3. If both happen to produce valid text, use the one with the smallest number of scripts

(Note that this just determines byte order, while Patrick was talking about the more ambitious task of heuristically determining whether a random string of bytes is text and if so what encoding it is. My point is just that you really don't need to be told the order of the bytes in most cases.)

kijin · on April 3, 2012

Simple in theory, but hard enough in practice that companies like Microsoft screw it up from time to time.

Try saving a text file in Windows XP Notepad with the words "Bush hid the facts" and nothing else. Close it and open the file again. WTF Chinese characters! Conspiracy!

jerf · on April 3, 2012

That's not Microsoft "screwing it up", that's you not feeding the algorithm enough characters for it to be really sure. While that short string is below the threshold, the threshold is actually quite surprisingly small; if I remember correctly it's just over 100 bytes and any non-pathological input will be correctly identified with effectively 100% success.

chc · on April 3, 2012

That's a bug having to do with uncertain encoding (which is what I called "the more ambitious task"), not uncertain byte order.

btn · on April 3, 2012

The BOM is optional in UTF-16 too:

  The UTF-16 encoding scheme may or may not begin with a BOM.
  However, when there is no BOM, and in the absence of a 
  higher-level protocol, the byte order of the UTF-16 
  encoding scheme is big-endian.

(D98 in http://www.unicode.org/versions/Unicode6.1.0/ch03.pdf)

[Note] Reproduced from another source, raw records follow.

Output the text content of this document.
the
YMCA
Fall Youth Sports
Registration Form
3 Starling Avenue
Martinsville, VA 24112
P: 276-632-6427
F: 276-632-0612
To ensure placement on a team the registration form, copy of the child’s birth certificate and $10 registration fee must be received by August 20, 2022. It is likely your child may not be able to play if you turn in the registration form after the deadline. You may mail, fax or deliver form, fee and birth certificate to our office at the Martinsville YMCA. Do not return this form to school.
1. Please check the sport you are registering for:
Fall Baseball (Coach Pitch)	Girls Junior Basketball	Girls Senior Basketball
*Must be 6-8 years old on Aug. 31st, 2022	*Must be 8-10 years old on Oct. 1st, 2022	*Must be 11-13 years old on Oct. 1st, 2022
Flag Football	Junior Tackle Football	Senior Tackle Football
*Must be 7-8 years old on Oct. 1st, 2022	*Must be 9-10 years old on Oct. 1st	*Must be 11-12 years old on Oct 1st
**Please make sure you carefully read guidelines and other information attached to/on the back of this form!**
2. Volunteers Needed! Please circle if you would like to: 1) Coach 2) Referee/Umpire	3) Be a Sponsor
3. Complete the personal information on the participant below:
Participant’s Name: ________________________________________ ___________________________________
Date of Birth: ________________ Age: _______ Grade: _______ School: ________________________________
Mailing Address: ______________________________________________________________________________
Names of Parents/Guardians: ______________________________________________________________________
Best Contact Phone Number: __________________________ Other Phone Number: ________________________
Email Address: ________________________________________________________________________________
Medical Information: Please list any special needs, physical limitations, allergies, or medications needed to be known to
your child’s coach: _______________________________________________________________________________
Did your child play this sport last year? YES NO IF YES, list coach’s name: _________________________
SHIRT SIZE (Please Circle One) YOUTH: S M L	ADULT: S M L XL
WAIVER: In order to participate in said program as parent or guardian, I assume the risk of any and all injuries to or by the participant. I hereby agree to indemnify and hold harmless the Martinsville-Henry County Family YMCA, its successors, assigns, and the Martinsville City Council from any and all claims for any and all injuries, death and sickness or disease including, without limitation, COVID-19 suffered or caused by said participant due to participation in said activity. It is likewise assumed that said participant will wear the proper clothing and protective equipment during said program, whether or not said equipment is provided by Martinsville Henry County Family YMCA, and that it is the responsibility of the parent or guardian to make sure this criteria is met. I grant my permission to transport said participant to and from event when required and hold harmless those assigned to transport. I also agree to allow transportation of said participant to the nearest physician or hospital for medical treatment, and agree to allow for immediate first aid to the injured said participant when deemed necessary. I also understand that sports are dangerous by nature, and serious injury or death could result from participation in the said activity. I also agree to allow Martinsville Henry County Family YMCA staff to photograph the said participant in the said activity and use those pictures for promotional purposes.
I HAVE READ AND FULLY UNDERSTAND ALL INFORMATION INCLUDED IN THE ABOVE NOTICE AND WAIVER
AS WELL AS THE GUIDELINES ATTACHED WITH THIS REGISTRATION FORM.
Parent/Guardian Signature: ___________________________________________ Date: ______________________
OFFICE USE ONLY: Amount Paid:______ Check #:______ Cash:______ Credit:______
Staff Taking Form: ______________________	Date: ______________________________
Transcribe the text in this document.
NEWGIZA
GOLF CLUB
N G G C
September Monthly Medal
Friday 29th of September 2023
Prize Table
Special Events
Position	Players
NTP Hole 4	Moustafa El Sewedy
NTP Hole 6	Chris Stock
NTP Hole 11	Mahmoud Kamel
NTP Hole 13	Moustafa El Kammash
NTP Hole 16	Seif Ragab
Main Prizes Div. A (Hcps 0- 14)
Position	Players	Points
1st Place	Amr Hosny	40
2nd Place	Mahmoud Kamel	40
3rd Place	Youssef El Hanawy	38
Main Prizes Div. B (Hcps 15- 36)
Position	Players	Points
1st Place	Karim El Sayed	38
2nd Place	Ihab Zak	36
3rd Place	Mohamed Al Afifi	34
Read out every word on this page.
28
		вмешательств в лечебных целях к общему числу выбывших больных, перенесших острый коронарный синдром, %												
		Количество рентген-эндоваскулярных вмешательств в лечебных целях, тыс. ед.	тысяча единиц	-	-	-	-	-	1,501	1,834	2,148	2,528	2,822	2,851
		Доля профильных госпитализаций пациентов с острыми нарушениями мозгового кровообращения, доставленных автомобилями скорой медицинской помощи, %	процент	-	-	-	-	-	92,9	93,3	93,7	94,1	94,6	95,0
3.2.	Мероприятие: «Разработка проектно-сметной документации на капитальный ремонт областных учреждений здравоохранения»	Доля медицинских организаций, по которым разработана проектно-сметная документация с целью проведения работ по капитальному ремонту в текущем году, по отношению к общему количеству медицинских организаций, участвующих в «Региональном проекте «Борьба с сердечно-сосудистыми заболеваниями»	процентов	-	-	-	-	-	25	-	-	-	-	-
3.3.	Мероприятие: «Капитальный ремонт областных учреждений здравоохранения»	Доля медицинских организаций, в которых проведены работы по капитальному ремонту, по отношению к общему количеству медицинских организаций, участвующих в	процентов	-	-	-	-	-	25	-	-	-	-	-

prodigal_erik · on April 3, 2012

Oh jeez, that's just begging to get mangled by a transition between protocols, e.g., HTTP PUT followed by rsync (to a box which doesn't know the PUT was UTF-16LE).

pmjordan · on April 3, 2012

There's nothing stopping you from leaving off the BOM as far as I know. The BOM is pointless in UTF-8 (the encoding is inherently endian-independent) and if you can guarantee by convention that your UTF-16 text will be read in the same byte order as it was written, you also don't need it.

Another thing I noticed in the article: the encodings issue was historically even more complicated: Unicode previously only covered what is now the basic multilingual plane (BMP), which meant all code points could be encoded with a single 2-byte value, a.k.a. UCS-2. When more code points got added, that exceeded UCS-2's range, so that mutated into the variable-length UTF-16 encoding. Had Unicode been introduced into Windows and Java later, who knows if they'd ended up using UTF-16.